Дворцы, нанизанные крупными жемчужинами на гранитную нитку набережной, прятались в темном бархатном футляре своих садов. Муаровые орденские банты переплетенных каналов подхватывались пряжками бесчисленных мостов. Широкая голубая лента Невы была надета столицей через плечо, как присвоенный ей орден св. Андрея Первозванного. Купола соборов блистали в мраморной оправе своих колонн, подобные алмазам на пожалованных императрицею перстнях. Тяжелые золотые буквы банков и торговых фирм раскатились по городу червонцами, рассыпанными из небрежно открытого кошелька вельможи. Кварталы, ровные, как шашки паркета; площади, гладкие, как постаменты памятников великих дел и людей империи; проспекты, прямые и широкие, как желоба, проведенные от лицеев и академий на простор российской равнины, которую они затопляют вековым потоком губернаторов, прокуроров, архиереев, земских начальников, офицеров, банкиров — так стоял он у моря, город империи, многократно воспетый и привыкший к восхвалению, понуждая думать о себе не иначе, как пышными придворными образами.
Если Гельсингфорс манил Юрия, как любовница, то Петербург всегда казался ему чопорной и нелюбимой богатой невестой. Но карьеру надо было начинать здесь — и надо было делать вид, что любишь Петербург, в котором таились корни этой карьеры: связи, власть, чужие деньги и общественное мнение, обязательное для всей России. «Плоский, холодный красавец, надменный и эгоистичный», — так называл его Юрий в письмах к брату, — пугал его строгостью своих шахматных линий, гранитной официальностью отношений, безразличной вежливостью петербуржцев, ровной и бесшумной, как торцовая мостовая…
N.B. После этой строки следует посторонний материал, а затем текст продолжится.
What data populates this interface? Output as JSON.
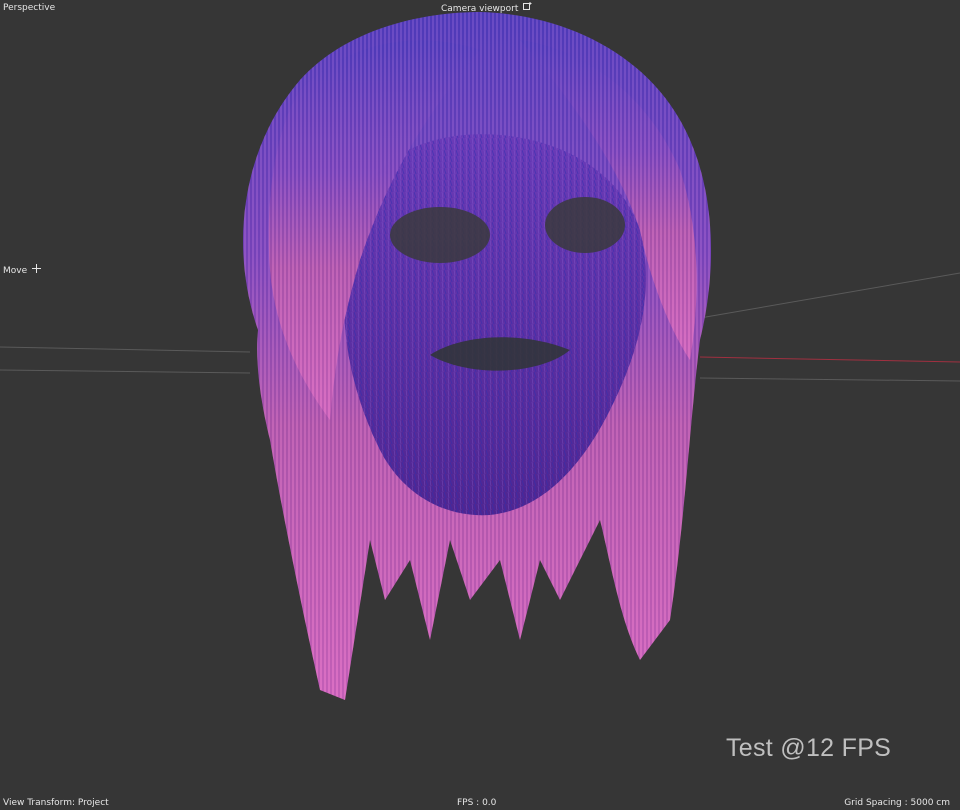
{
  "viewport": {
    "projection_label": "Perspective",
    "camera_label": "Camera viewport",
    "tool_label": "Move"
  },
  "status": {
    "view_transform": "View Transform: Project",
    "fps": "FPS : 0.0",
    "grid_spacing": "Grid Spacing : 5000 cm"
  },
  "overlay": {
    "test_caption": "Test @12 FPS"
  },
  "colors": {
    "background": "#363636",
    "hair_top": "#5a3fc0",
    "hair_bottom": "#d060b8",
    "face": "#5b2a9a",
    "axis_red": "#b03040"
  },
  "icons": {
    "camera": "camera-options-icon",
    "move": "move-cross-icon"
  }
}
Кронштадтский пароход медлительно шлепал плицами, астматически придыхая на каждом обороте колес. Вода бежала из-под них желтой и мутной; казалось, она была неприятно теплой, как в остывающей ванне, и пахнуть должна была вяло и влажно: ношеным бельем и обмывками нечистого тела. Море стояло перед крыльцом столицы неубранной плоской лужей нечистот и отбросов огромного города.
Но вода казалась такой только у борта; если поднять глаза вдаль, Маркизова лужа
[19]опять становилась морем: солнце одевало её серебряной кольчугой, а небо красило в глубокий синий цвет. Так создавалась достойная рамка золоту, граниту и торцам.